Birdie und Jain heben hervor, dass „zwischenmenschliches Vertrauen, die Art der Kommunikation zwischen den Kollegen, die verwendeten Informationssysteme, das Incentive-System und die Organisationsstruktur eine große Rolle dabei spielen, ob sich Mitarbeiterbeziehungen bilden können, die zum Beispiel auch das Teilen von Wissen unterstützen.“
Die folgenden fünf Dinge können gemäß der Studienergebnisse dazu beitragen, das Vertrauen zwischen Kolleginnen und Kollegen und zwischen Mitarbeiter und Unternehmensleitung zu stärken:
- Fördern Sie das persönliche Gespräch über die verfügbaren Video-Kanäle, wie Zoom oder MS-Teams. Es ist für uns Menschen wesentlich einfacher, Vertrauen aufzubauen, wenn wir das Gesicht unseres Gesprächspartners sehen können.
- Für Bewerber sollten Sie sich im Rahmen des Recruiting besonders Zeit nehmen und ihnen in virtuellen Interviews deutlich machen, was die besondere Kultur Ihres Unternehmens ausmacht. Für eine gelungene Integration in Ihr Unternehmen ist hier besondere Sorgfalt bei der Konzeption und Umsetzung von Orientierungsprogrammen für neue Mitarbeiter gefragt.

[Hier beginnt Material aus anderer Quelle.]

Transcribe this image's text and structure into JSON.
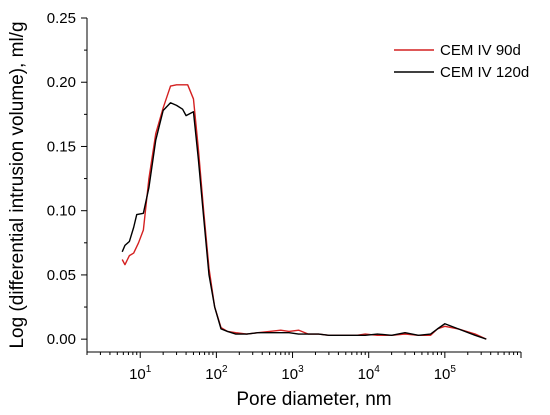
{
  "chart_data": {
    "type": "line",
    "title": "",
    "xlabel": "Pore diameter, nm",
    "ylabel": "Log (differential intrusion volume), ml/g",
    "x_scale": "log",
    "xlim": [
      2,
      1000000
    ],
    "ylim": [
      -0.01,
      0.25
    ],
    "x_ticks": [
      {
        "value": 10,
        "base": "10",
        "exp": "1"
      },
      {
        "value": 100,
        "base": "10",
        "exp": "2"
      },
      {
        "value": 1000,
        "base": "10",
        "exp": "3"
      },
      {
        "value": 10000,
        "base": "10",
        "exp": "4"
      },
      {
        "value": 100000,
        "base": "10",
        "exp": "5"
      }
    ],
    "y_ticks": [
      {
        "value": 0.0,
        "label": "0.00"
      },
      {
        "value": 0.05,
        "label": "0.05"
      },
      {
        "value": 0.1,
        "label": "0.10"
      },
      {
        "value": 0.15,
        "label": "0.15"
      },
      {
        "value": 0.2,
        "label": "0.20"
      },
      {
        "value": 0.25,
        "label": "0.25"
      }
    ],
    "grid": false,
    "legend_position": "top-right",
    "series": [
      {
        "name": "CEM IV 90d",
        "color": "#d42020",
        "points": [
          [
            5.8,
            0.062
          ],
          [
            6.3,
            0.058
          ],
          [
            7.2,
            0.065
          ],
          [
            8.2,
            0.067
          ],
          [
            9.5,
            0.075
          ],
          [
            11,
            0.085
          ],
          [
            13,
            0.125
          ],
          [
            16,
            0.16
          ],
          [
            20,
            0.18
          ],
          [
            25,
            0.197
          ],
          [
            30,
            0.198
          ],
          [
            36,
            0.198
          ],
          [
            42,
            0.198
          ],
          [
            50,
            0.187
          ],
          [
            58,
            0.148
          ],
          [
            68,
            0.1
          ],
          [
            80,
            0.055
          ],
          [
            95,
            0.025
          ],
          [
            115,
            0.009
          ],
          [
            140,
            0.006
          ],
          [
            180,
            0.005
          ],
          [
            250,
            0.004
          ],
          [
            350,
            0.005
          ],
          [
            500,
            0.006
          ],
          [
            700,
            0.007
          ],
          [
            900,
            0.006
          ],
          [
            1200,
            0.007
          ],
          [
            1600,
            0.004
          ],
          [
            2200,
            0.004
          ],
          [
            3000,
            0.003
          ],
          [
            4000,
            0.003
          ],
          [
            5000,
            0.003
          ],
          [
            7000,
            0.003
          ],
          [
            9000,
            0.004
          ],
          [
            13000,
            0.003
          ],
          [
            20000,
            0.003
          ],
          [
            30000,
            0.004
          ],
          [
            45000,
            0.003
          ],
          [
            65000,
            0.003
          ],
          [
            80000,
            0.008
          ],
          [
            100000,
            0.01
          ],
          [
            150000,
            0.008
          ],
          [
            250000,
            0.004
          ],
          [
            350000,
            0.0
          ]
        ]
      },
      {
        "name": "CEM IV 120d",
        "color": "#000000",
        "points": [
          [
            5.8,
            0.068
          ],
          [
            6.3,
            0.073
          ],
          [
            7.2,
            0.076
          ],
          [
            8.2,
            0.087
          ],
          [
            9.0,
            0.097
          ],
          [
            11,
            0.098
          ],
          [
            13,
            0.118
          ],
          [
            16,
            0.155
          ],
          [
            20,
            0.178
          ],
          [
            25,
            0.184
          ],
          [
            30,
            0.182
          ],
          [
            36,
            0.179
          ],
          [
            40,
            0.174
          ],
          [
            50,
            0.177
          ],
          [
            58,
            0.14
          ],
          [
            68,
            0.095
          ],
          [
            80,
            0.05
          ],
          [
            95,
            0.025
          ],
          [
            115,
            0.008
          ],
          [
            140,
            0.006
          ],
          [
            180,
            0.004
          ],
          [
            250,
            0.004
          ],
          [
            350,
            0.005
          ],
          [
            500,
            0.005
          ],
          [
            700,
            0.005
          ],
          [
            900,
            0.005
          ],
          [
            1200,
            0.004
          ],
          [
            1600,
            0.004
          ],
          [
            2200,
            0.004
          ],
          [
            3000,
            0.003
          ],
          [
            4000,
            0.003
          ],
          [
            5000,
            0.003
          ],
          [
            7000,
            0.003
          ],
          [
            9000,
            0.003
          ],
          [
            13000,
            0.004
          ],
          [
            20000,
            0.003
          ],
          [
            30000,
            0.005
          ],
          [
            45000,
            0.003
          ],
          [
            65000,
            0.004
          ],
          [
            80000,
            0.008
          ],
          [
            100000,
            0.012
          ],
          [
            150000,
            0.008
          ],
          [
            250000,
            0.003
          ],
          [
            350000,
            0.0
          ]
        ]
      }
    ]
  }
}
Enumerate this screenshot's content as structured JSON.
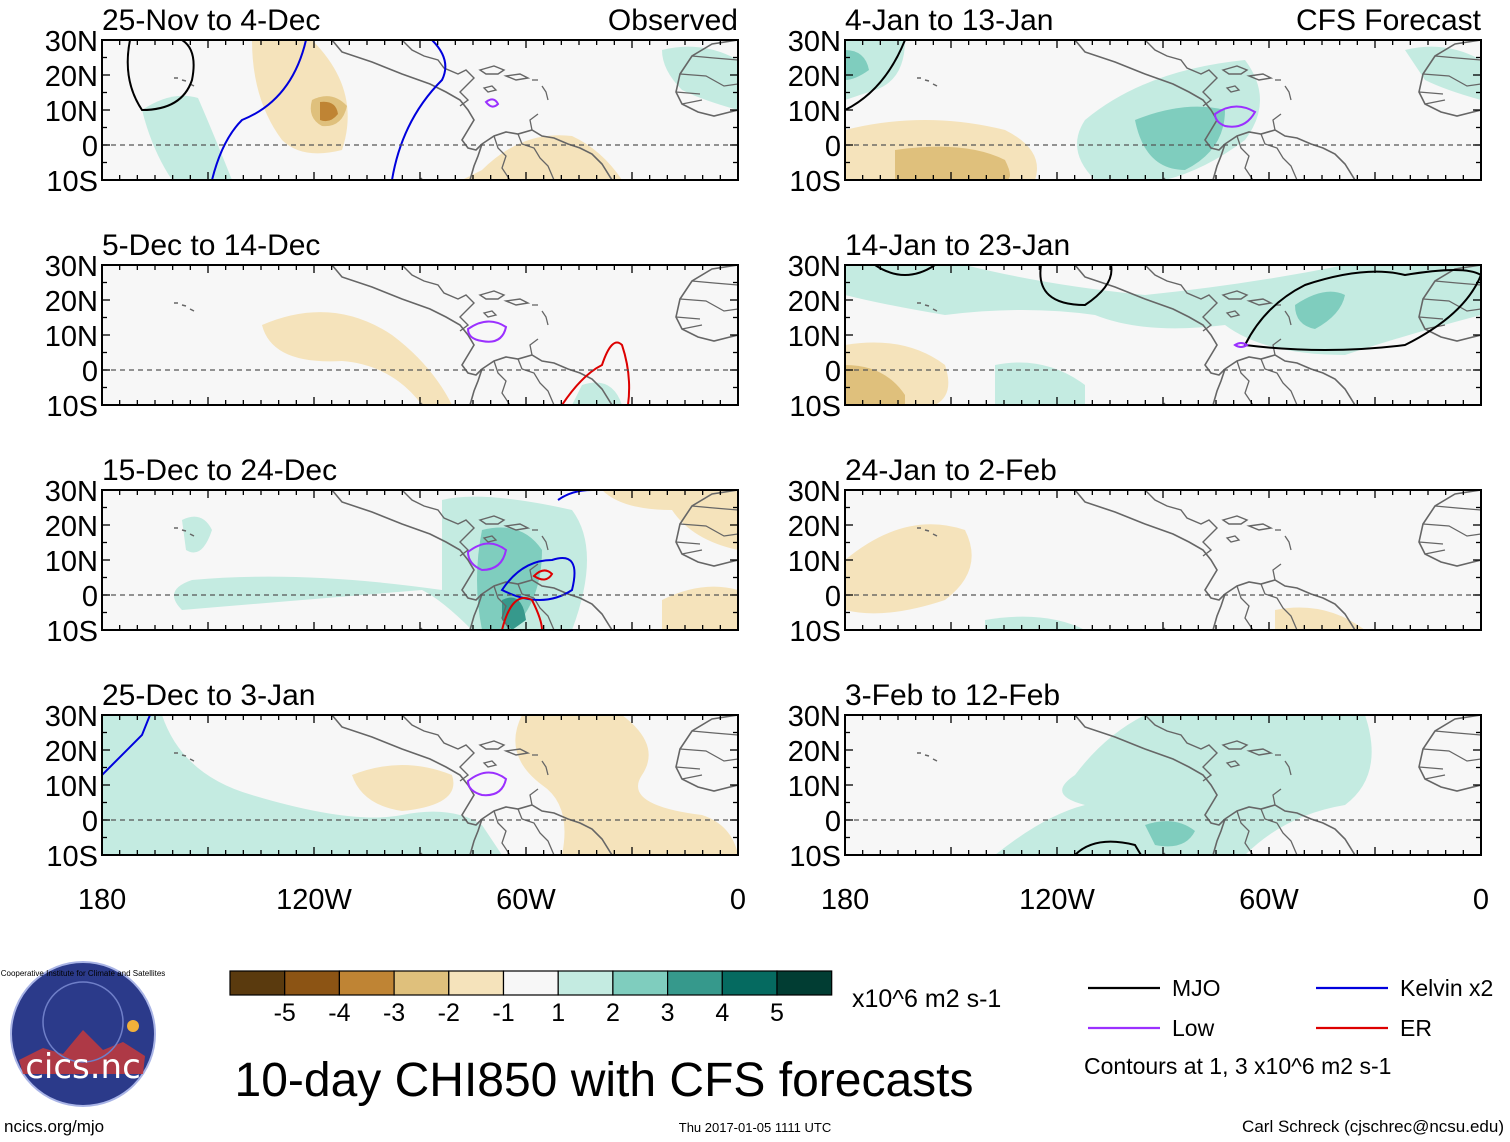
{
  "figure": {
    "title": "10-day CHI850 with CFS forecasts",
    "left_header": "Observed",
    "right_header": "CFS Forecast",
    "url": "ncics.org/mjo",
    "timestamp": "Thu 2017-01-05 1111 UTC",
    "author": "Carl Schreck (cjschrec@ncsu.edu)",
    "logo": {
      "name": "cics.nc",
      "ring_text": "Cooperative Institute for Climate and Satellites"
    }
  },
  "axes": {
    "lat_ticks": [
      "30N",
      "20N",
      "10N",
      "0",
      "10S"
    ],
    "lat_values": [
      30,
      20,
      10,
      0,
      -10
    ],
    "lon_ticks": [
      "180",
      "120W",
      "60W",
      "0"
    ],
    "lon_values": [
      -180,
      -120,
      -60,
      0
    ]
  },
  "panels": [
    {
      "title": "25-Nov to 4-Dec",
      "column": "Observed"
    },
    {
      "title": "5-Dec to 14-Dec",
      "column": "Observed"
    },
    {
      "title": "15-Dec to 24-Dec",
      "column": "Observed"
    },
    {
      "title": "25-Dec to 3-Jan",
      "column": "Observed"
    },
    {
      "title": "4-Jan to 13-Jan",
      "column": "CFS Forecast"
    },
    {
      "title": "14-Jan to 23-Jan",
      "column": "CFS Forecast"
    },
    {
      "title": "24-Jan to 2-Feb",
      "column": "CFS Forecast"
    },
    {
      "title": "3-Feb to 12-Feb",
      "column": "CFS Forecast"
    }
  ],
  "colorbar": {
    "unit": "x10^6 m2 s-1",
    "labels": [
      "-5",
      "-4",
      "-3",
      "-2",
      "-1",
      "1",
      "2",
      "3",
      "4",
      "5"
    ],
    "colors": [
      "#5a3a0e",
      "#8c5414",
      "#bf8434",
      "#dfc07c",
      "#f5e3bb",
      "#f7f7f7",
      "#c4ebe1",
      "#7fcdbe",
      "#36998c",
      "#056a60",
      "#013d33"
    ]
  },
  "legend": {
    "items": [
      {
        "label": "MJO",
        "color": "#000000"
      },
      {
        "label": "Kelvin x2",
        "color": "#0000dd"
      },
      {
        "label": "Low",
        "color": "#9b30ff"
      },
      {
        "label": "ER",
        "color": "#dd0000"
      }
    ],
    "note": "Contours at 1, 3 x10^6 m2 s-1"
  },
  "chart_data": {
    "type": "map",
    "variable": "CHI850 (850-hPa velocity potential anomaly)",
    "domain": {
      "lon_range": [
        -180,
        0
      ],
      "lat_range": [
        -10,
        30
      ]
    }
  }
}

Beachten Sie, dass diese Programme für virtuelle Mitarbeiter länger Zeit benötigen, um zu wirken.
- Organisieren Sie regelmässige Face-2-Face-Meetings und fördern Sie jede Gelegenheit, um sich gegenseitig persönlich besser kennenzulernen. Insbesondere der regelmäßige persönliche Kontakt zu Vorgesetzten ist für Mitarbeiter im home Office oder remote besonders wichtig.
- Entwickeln Sie – falls noch nicht geschehen – organisatorische Möglichkeiten und schaffen Sie die baulichen Voraussetzungen dafür, dass auch Ihre Mitarbeiter mit Home Office Arbeitsplätzen regelmäßig ins Büro kommen können und dort einen temporären Arbeitsplatz vorfinden.
- Schaffen Sie Arbeitszeitmodelle wie Job Sharing zwischen Mitarbeitern vor Ort und Kollegen im Home Office. Ihre Organisation wird dadurch flexibler und kann auch in kritischen Situationen schnell reagieren, weil das Know-how sowohl vor Ort wie digital zur Verfügung steht.
- Gerade in Zeiten von Home Office und eingeschränkten sozialen Kontakten ist es wichtig, kleine soziale Events zu schaffen, wie die „virtuelle Tasse Kaffee“, „ein kleiner Geburtstags-Drink zum Feierabend“ etc. Beziehen Sie – sobald wieder möglich – auch und gerade Ihre Home Office Mitarbeiter und Freelancer in Ihre sozialen Aktivitäten mit ein, um persönliche Verbindungen zu schaffen.
- Fördern Sie das Zusammengehörigkeitsgefühl, zum Beispiel durch die Organisation von gemeinsamen Freizeit-Aktivitäten oder Offsite-Workshops.
- Als Incentive für virtuelle Mitarbeiter kann die automatische Mitgliedschaft in einem lokalen Club oder Verein gehören oder die Möglichkeit, mit Unterstützung der Firma einen günstigen Urlaub an einem anderen Firmenstandort zu machen. (Eine meiner erfolgreichsten Ideen war das Angebot für Mitarbeiter, Urlaub in einem Firmen-Appartment in London machen zu dürfen.)
Es wird nicht immer möglich sein, alle oben genannten Ideen umzusetzen, wenn ein Teil Ihrer virtuellen Mitarbeiter z.B. in Indien arbeiten. Innerhalb Europas gibt es da schon mehr Möglichkeiten, bestimmte Maßnahmen zur Vertrauensbildung umzusetzen, weil viele Restriktionen in Bezug auf Visa, Reisen etc. wegfallen.
Festzuhalten bleibt: Die soziale Seite spielt eine wichtige Rolle, um die Beziehungen aller Mitarbeiter untereinander zu verbessern, eine Kultur der Zusammengehörigkeit und des Vertrauens zu schaffen und sowohl externe feste Mitarbeiter wie Festangestellte im Home Office an das eigene Unternehmen zu binden.
Eine vertrauensvolle Unternehmenskultur hat damit letztlich auch einen großen Einfluss auf das persönliche Engagement der Mitarbeiter, ihre Bindung an das Unternehmen, die Anziehungskraft für neue Talente und die Arbeits- und Ergebnisqualität. Vertrauen und gegenseitiger Respekt ist, was Menschen erwarten!